Dans la constitution révisée le 15 novembre 2025, il a été institué une trêve politique, une notion qui fait couler beaucoup d’encres et de salives. Et pourtant cette option se justifie par la nécessité de favoriser l’action politique au service du développement du pays.
La notion de trêve politique est à tout point de vue, l’exclusivité de la nouvelle constitution béninoise en attente de promulgation. Raison politique elle suscite à tort ou à raison, une flopée de commentaires et d’appréhension au sein de l’opinion. Une posture certes compréhensible quoique certaines perceptions méritent clarification. En effet, la trêve politique est perçue à tort comme un mécanisme visant à verrouiller le jeu politique ou empêcher les acteurs de s’exprimer. Il n’en est rien puisqu’elle n’empêche pas les partis politiques d’exister. Ils ont toujours le droit d’animer la vie politique, de critiquer l’action de l’exécutif en toute objectivité, aucune œuvre humaine n’étant parfaite. La seule restriction qui qu’impose la notion de trêve politique est que les partis politiques, qu’ils partagent ou non la vision du gouvernement, ne soient plus dans la propagande permanente, mais plutôt dans une approche constructive. Autrement dit, le débat contradictoire a toujours droit de cité mais ne doit pas être une occasion de saboter ou de mettre à mal les efforts, entreprises ou réformes qui intègrent une dynamique d’intérêt général. Il va sans dire que le débat contradictoire prévaudra toujours, la critique constructive également et le moment venu, les offres politiques alternatives se feront comme dans toute démocratie moderne. En clair, la trêve politique ne compromet nullement l’animation de la vie politique mais elle est une innovation pour favoriser l’action politique au service du développement du Bénin. Elle dénote de la logique selon laquelle tout citoyen qu’il soit au pouvoir ou dans l’opposition, doit être guidé par le souci du bien-être du pays et de ses enfants plutôt qu’autre intention malveillante de nature à compromettre l’intérêt général.

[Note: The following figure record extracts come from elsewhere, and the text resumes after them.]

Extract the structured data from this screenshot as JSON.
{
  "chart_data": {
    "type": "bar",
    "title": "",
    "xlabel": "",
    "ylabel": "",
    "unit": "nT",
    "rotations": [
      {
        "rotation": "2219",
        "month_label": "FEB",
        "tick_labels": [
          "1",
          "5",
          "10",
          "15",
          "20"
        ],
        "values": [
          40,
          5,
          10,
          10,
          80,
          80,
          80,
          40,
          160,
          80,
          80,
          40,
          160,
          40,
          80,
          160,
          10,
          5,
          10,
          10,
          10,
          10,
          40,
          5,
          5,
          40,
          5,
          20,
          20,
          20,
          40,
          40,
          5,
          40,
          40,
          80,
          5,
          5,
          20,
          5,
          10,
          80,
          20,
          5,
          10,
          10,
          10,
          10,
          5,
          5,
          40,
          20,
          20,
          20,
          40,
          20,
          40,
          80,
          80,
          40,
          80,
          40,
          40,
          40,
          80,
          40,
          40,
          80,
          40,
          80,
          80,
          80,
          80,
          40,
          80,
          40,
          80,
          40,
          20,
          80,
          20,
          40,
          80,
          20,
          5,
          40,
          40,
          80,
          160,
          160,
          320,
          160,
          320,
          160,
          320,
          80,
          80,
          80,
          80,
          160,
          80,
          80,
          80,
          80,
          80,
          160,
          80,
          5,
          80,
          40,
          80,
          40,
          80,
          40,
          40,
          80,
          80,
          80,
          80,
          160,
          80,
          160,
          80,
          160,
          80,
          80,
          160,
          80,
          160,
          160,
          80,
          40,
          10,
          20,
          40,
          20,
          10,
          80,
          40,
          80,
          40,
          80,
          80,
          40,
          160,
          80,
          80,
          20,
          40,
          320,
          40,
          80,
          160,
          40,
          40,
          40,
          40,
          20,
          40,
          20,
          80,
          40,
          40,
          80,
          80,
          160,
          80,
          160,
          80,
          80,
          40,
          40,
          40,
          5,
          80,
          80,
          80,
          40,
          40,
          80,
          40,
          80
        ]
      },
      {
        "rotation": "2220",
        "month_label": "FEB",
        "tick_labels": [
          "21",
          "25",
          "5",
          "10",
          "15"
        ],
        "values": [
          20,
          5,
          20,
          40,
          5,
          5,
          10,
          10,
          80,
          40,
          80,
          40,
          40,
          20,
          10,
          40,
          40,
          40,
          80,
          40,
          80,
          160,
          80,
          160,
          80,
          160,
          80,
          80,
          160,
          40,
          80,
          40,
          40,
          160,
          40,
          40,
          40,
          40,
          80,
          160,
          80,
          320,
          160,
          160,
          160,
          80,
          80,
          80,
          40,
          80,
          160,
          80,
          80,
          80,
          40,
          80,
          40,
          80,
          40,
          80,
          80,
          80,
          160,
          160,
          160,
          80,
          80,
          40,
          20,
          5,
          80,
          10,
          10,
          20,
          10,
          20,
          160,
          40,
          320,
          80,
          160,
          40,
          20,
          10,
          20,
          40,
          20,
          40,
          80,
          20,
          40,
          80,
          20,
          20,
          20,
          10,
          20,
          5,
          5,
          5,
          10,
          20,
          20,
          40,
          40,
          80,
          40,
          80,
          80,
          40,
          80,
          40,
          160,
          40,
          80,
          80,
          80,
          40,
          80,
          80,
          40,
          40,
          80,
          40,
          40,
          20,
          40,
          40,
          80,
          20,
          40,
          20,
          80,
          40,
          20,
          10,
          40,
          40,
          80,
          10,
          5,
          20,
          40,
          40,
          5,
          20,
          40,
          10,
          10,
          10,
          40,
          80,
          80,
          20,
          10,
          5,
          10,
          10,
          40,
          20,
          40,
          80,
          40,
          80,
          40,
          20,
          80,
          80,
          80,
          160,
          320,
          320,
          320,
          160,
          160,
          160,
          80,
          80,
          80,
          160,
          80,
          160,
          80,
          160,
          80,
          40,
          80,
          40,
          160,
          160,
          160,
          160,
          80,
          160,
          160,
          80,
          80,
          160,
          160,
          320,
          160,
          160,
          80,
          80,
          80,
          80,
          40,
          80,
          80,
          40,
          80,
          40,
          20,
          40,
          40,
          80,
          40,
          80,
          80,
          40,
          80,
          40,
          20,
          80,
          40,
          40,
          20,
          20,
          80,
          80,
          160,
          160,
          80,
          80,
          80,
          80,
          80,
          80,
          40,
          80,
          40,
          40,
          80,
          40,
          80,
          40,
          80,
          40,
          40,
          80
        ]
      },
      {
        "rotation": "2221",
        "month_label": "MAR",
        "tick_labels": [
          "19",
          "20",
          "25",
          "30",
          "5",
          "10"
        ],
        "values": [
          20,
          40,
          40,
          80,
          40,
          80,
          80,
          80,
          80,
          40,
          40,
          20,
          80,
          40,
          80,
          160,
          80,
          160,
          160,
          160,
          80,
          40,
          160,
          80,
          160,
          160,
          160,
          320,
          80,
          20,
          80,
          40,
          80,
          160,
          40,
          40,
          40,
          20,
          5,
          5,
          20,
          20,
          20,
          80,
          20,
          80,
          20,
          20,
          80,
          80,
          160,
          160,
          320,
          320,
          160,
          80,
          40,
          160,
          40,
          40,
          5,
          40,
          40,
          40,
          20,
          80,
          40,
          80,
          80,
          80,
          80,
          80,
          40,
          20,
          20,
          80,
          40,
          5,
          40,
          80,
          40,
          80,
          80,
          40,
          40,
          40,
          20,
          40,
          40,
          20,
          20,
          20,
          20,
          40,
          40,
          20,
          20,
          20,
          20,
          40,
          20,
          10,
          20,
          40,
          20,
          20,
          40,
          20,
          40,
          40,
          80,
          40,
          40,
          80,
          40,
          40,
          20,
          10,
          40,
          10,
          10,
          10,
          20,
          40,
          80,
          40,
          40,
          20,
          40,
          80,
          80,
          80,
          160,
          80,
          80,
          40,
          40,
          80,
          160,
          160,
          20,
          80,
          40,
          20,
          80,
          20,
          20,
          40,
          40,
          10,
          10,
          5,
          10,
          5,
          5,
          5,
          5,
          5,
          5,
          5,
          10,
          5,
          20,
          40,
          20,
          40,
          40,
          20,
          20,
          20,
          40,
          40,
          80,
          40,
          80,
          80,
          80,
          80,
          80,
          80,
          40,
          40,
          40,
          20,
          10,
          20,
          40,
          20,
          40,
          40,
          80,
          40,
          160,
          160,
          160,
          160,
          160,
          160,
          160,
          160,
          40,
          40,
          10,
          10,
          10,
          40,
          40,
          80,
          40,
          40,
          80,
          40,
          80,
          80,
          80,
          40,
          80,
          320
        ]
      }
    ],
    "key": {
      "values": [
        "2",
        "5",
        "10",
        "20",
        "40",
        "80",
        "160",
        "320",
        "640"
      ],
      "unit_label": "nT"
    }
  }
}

Les critiques en somme, devraient avoir pour objectif de contribuer à améliorer l’action de celui qui conduit la vie de la nation. Pour le reste, la nouvelle constitution établit un temps clairement dédié à la compétition électorale où il est loisible aux différentes sensibilités politique, de faire des propositions et de proposer des offres alternatives aux populations qui en toute objectivité, apprécieront.
Pourquoi formaliser ?
La nécessité de constitutionnaliser la trêve politique s’infère du constat de façon générale et quasi-mécanique, le candidat perdant d’une élection présidentielle et ses soutiens, s’inscrit dans une opposition frontale face au vainqueur, au point d’empêcher la conduite sereine par ce dernier, de son projet de société. Cette attitude regrettable a éprouvé presque tous les régimes qui se sont succédé à la tête du Bénin depuis le renouveau démocratique. Une pratique au travers de laquelle l’opposant croit justifier, aux yeux de l’opinion, qu’il ferait mieux. Mais à son tour, une fois élu, se retrouve confronté à la même réalité. Il était impérieux de mettre fin à ce travers qui loin de favoriser une bonne expression de la démocratie, constitue un frein au développement. En formalisant la trêve, le législateur entend mettre fin à cette pratique qui loin de toute spéculation, était une tare de notre démocratie. Pour le reste, les lois électorales établissent clairement les périodes dédiées à la compétition électorale. On ne saurait construire un pays développé dans la rouerie politicienne permanente.